March 5, 2019
2 min read
Topic: Growth Agent Insight Insurance Agency Growth Strategies Grow an Agency
I was once asked by a floundering insurance agency owner how he could grow his agency from where it was to something bigger. I gave him the advice to do more of what had gotten him where he was.
This was not good advice.
In the first place, as we grow our businesses, complexity increases. Doing more of the same thing often results in diminishing returns. This happens because the owner gets increasingly “busy” and therefore less effective. Also, this busyness (oddly I keep spelling that “business” which is sort of ironic if you think about it) spreads organizationally to the ultimate result that one is working harder and harder to stay in the same place.

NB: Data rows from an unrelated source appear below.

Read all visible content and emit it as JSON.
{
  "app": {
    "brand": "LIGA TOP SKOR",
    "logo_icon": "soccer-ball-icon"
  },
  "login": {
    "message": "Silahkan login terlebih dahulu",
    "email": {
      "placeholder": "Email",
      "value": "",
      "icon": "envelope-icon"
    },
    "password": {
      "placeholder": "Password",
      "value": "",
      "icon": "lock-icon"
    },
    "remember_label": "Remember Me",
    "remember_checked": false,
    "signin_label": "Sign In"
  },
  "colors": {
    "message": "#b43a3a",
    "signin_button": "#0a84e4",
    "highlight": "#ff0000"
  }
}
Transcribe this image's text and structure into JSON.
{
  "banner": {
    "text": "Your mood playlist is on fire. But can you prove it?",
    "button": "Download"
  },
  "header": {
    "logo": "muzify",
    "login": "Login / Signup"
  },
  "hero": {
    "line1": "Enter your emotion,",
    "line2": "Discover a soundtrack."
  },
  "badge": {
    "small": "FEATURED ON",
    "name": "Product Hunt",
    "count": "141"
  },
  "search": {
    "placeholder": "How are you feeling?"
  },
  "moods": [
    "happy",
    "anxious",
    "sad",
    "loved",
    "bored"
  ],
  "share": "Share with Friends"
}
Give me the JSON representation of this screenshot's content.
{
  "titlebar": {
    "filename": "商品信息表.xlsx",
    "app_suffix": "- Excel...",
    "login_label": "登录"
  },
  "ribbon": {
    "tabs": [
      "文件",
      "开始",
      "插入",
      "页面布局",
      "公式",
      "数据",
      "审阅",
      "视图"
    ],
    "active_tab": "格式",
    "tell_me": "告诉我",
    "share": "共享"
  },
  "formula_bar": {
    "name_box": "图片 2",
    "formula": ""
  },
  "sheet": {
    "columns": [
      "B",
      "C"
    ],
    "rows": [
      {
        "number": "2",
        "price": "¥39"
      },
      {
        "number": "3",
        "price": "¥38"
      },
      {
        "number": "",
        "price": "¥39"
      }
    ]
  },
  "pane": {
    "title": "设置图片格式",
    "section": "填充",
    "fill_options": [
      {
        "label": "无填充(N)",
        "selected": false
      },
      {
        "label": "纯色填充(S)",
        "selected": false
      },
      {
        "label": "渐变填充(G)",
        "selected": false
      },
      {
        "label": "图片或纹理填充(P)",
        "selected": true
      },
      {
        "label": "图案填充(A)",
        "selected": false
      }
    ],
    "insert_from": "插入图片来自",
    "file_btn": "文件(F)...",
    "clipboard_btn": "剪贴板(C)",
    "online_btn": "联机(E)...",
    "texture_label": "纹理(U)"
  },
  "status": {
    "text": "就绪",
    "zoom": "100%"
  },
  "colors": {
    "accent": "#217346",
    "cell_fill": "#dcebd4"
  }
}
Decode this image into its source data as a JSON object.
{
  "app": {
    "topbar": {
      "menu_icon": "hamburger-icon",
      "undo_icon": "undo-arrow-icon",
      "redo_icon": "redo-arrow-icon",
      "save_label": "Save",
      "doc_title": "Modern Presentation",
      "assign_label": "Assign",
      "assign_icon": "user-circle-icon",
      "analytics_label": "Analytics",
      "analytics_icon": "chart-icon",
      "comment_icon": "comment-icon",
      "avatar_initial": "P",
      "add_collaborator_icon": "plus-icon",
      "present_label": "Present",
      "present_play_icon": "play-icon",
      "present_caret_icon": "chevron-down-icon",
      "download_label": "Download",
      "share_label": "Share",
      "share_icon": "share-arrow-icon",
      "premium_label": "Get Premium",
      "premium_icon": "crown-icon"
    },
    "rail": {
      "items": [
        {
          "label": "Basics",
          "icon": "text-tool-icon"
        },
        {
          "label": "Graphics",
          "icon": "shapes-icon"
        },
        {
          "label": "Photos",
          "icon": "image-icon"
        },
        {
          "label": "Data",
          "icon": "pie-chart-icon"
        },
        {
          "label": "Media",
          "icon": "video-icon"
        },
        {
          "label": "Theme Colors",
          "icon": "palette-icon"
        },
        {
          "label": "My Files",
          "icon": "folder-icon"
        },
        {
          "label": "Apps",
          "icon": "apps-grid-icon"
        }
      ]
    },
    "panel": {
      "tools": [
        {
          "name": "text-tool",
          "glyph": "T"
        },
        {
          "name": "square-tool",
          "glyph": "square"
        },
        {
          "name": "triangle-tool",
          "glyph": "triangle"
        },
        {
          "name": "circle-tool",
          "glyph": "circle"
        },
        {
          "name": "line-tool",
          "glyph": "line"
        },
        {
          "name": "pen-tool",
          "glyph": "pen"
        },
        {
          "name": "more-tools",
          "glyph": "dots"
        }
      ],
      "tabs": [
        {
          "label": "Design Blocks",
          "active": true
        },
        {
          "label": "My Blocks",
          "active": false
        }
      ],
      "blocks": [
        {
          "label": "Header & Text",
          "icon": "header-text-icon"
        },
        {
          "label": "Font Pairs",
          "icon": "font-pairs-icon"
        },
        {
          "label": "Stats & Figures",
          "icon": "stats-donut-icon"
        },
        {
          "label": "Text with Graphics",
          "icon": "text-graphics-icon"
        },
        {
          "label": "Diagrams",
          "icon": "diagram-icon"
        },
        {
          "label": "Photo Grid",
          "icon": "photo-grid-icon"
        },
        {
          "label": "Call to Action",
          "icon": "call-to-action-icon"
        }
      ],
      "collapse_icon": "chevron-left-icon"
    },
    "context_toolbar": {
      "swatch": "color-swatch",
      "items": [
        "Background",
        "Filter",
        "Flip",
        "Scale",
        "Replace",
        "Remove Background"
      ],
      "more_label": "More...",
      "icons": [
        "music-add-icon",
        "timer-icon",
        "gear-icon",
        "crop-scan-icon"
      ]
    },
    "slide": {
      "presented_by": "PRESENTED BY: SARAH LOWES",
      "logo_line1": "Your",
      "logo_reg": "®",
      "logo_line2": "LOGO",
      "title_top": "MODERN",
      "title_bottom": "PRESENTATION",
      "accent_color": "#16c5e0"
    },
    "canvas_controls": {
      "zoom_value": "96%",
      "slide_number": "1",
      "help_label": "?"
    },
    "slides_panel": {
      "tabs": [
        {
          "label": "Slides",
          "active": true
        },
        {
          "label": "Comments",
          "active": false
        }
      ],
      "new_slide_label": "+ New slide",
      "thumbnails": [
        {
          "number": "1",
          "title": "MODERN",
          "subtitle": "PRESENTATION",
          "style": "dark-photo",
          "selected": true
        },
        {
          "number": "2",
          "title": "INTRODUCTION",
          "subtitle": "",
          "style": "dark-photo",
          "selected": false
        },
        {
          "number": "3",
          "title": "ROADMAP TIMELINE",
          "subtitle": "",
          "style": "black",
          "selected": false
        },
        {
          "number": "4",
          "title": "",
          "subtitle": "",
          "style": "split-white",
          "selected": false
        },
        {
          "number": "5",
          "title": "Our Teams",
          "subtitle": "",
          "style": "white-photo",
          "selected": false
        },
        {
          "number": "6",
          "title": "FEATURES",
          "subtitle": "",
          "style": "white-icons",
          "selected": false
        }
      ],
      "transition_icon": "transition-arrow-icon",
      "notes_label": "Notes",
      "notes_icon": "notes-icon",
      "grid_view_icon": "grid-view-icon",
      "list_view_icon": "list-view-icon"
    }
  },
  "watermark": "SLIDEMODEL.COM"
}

The actual key to continual progress is to increasingly stop doing what you have been doing.
This sounds nonsensical on the surface, i.e. “why would I stop doing the things that have brought me success thus far?” However, what gets us where we are is a combination of using our giftedness (what Dan Sullivan calls, “Unique Ability”) and doing a lot of other things that are just necessary. We do this until we run out of time and then progress stalls.
I am fond of saying that your time has no real value until you run out of it. You can test this for yourself with a thought experiment. There are 168 hours in a week. No one has more than that – time is a finite resource, but as long as you can expand the number of hours within that 168 that you devote to work, you can still add to the number of dollars you generate. When you run out of time you are forced to reckon what your hourly rate is and then the only way you can improve your income is to increasingly focus on raising your hourly rate. This requires that you “stop doing” some things to do more of others.
This requires a different way of thinking. To make progress from here, you must increasingly think about what you can stop doing to have more time to focus on those things you are best at. Of course, this forces you to confront whether you are basically oriented toward a philosophy of scarcity or abundance. In other words, do you believe that giving up some activities in exchange for paying others some of the money you have made “costs” you or “makes” you money?
The answer isn’t as obvious as you might think.
In my experience, most small business owners reliably make the wrong choice.